Rally set to continue into 4Q. Stocks look set to rally further as a steady improvement in economic newsflow should prompt earnings upgrades – we
have recently raised our forecast for 2010 profit growth to 23%. While trailing PE multiples are gradually moving back toward longer-term averages equity
valuations remain attractive relative to other asset classes, M&A appears to be picking up and sentiment toward stocks is not excessive. Although serious
long-term fundamental concerns are likely to see equities move within a wide trading range for some years, we think investors should keep a reasonably
high beta portfolio in the near term as risk appetite picks up and broadens out. Significant downside is unlikely until interest rate and inflation fears pick up.
•Investment strategy. For the next few months we recommend investors run a reasonable degree of beta in their portfolios and we recommend an
overweight in areas such as Energy, Mining, Industrials, Life Assurance and Asset Managers. We would be underweight Consumer cyclicals, Staples and
Utilities. On a 12-month view we believe there is outstanding value on offer from quality growth stocks (e.g. a basket of our reliable growth stocks trades
at an all-time relative valuation low vs the market) and would look to increase weightings in these names over the next quarter ready for 2010.
Companies that meet such criteria include: BAE Systems, Compass, Reckitt Benckiser, Vodafone, Burberry, First Group and Imperial Tobacco.
• Current Investment Themes:
(1) Reliable growth – A volatile and uncertain macro environment should favour stocks that have a good track record of producing consistent profit
growth. Overweight rated stocks in our reliable growth screen (P49-51) include: Reckitt Benckiser, Imperial Tobacco, BAE Systems, BAT, TUI, Vodafone,
Rolls Royce, Diageo, Balfour Beatty, SABMiller, Scot. & Southern Energy, Xstrata, Compass Group.
(2) Overweight Resources – We are OW Energy and Materials in the European Model Portfolio due to: 1) Play on recovering Chinese economy and
possible bubble in Chinese equities; 2) Steep yield curve; 3) Earnings momentum to surprise on the upside; 4) Sentiment survey suggests investors are
underweight sector.
(3) Take profits in consumer cyclicals – Consumer cyclicals have performed strongly as befits their early cycle characteristics.
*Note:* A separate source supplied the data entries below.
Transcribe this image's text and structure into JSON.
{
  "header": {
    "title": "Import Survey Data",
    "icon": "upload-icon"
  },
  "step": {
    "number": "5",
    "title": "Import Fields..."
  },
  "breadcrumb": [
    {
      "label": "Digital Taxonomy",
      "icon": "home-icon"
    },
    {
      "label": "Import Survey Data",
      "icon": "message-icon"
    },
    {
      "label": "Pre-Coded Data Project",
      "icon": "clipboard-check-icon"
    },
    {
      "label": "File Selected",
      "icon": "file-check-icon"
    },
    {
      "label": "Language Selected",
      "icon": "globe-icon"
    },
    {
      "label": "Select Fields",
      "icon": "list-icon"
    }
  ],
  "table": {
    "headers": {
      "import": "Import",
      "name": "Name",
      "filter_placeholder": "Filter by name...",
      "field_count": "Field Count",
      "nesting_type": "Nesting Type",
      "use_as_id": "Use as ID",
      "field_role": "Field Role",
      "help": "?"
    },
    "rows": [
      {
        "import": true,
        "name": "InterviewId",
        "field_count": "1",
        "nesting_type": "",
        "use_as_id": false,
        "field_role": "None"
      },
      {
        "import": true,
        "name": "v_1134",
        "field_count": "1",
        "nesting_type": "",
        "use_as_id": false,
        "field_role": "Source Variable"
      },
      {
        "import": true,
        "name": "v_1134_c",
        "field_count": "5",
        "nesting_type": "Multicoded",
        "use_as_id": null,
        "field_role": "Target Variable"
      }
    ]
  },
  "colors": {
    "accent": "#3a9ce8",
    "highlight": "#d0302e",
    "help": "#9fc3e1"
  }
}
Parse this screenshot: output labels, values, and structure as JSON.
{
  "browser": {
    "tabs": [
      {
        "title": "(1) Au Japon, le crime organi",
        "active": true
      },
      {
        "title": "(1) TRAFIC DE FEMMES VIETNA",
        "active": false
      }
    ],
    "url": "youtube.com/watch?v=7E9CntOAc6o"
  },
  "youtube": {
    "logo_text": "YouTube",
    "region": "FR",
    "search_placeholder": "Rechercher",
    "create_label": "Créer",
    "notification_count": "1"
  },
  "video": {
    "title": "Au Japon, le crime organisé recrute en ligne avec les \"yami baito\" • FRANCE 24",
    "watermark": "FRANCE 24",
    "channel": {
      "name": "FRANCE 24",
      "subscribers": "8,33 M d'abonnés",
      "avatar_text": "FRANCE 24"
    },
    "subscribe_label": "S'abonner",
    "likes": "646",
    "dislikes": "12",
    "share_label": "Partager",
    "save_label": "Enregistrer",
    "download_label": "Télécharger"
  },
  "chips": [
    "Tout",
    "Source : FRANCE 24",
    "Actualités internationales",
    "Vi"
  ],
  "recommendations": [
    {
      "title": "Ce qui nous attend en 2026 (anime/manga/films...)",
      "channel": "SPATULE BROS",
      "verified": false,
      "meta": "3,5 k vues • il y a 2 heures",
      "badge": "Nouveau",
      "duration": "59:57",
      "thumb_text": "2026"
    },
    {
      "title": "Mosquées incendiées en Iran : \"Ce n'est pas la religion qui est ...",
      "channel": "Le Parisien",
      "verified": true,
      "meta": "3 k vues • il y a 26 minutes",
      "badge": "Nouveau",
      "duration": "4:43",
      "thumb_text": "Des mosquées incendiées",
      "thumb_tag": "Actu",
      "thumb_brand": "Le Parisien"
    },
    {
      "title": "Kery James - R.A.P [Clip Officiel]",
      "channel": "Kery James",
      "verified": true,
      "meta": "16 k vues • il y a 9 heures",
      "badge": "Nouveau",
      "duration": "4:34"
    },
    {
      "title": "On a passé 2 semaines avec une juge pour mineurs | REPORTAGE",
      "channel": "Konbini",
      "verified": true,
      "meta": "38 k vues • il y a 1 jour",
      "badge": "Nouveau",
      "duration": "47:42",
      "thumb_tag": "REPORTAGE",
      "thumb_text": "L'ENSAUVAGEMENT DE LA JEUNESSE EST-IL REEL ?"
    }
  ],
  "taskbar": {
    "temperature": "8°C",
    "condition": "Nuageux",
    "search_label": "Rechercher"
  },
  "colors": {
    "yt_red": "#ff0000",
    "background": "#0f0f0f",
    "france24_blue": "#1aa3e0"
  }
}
Valuations are
becoming stretched and we prefer Capital Goods to General Retail.
(4) Yield curve – The yield curve is unlikely to steepen much further, in our view; however, with short-term policy rates likely to remain low for longer, the
curve may stay steep for a while. This should be favourable for commodity and industrial stocks and delay renewed defensive outperformance.
(5) Re-equitisation - Re-equitisation remains a key feature of this cycle as companies look to repair and strengthen balance sheets – we expect further
rights issuance, dividend cuts and debt-to-equity swaps, and screen for companies with weak balance sheets.
(6) The importance of dividends – With interest rates set to remain low for some time, stocks with a solid dividend profile should perform well.
(7) Mid250 vs FTSE100 – Mid250 has enjoyed a record 6m outperformance over FTSE100; however, valuations are not as extended as is often
perceived and its greater cyclical composition means that significant FTSE100 outperformance is delayed until we get closer to first rate hike .
Regular Stock screens:
(1) Low Fixed Charge Cover (P41) – Underweight-rated stocks include: Punch Tavern, Rank, Go-Ahead, HMV, Enterprise Inns, Kingfisher, Severn
Trent.
(2) Private Equity (P42) – New entrants incl: Qinetiq Group, FirstGroup, Sainsbury’s.
(3) 3 U’s and 3 O’s (P43-46) – New entrants to 3 Us this month: Qinetiq Group, FirstGroup, Sainsbury’s.
(4-5) Director Deals & Buybacks (P49) – No significant buybacks.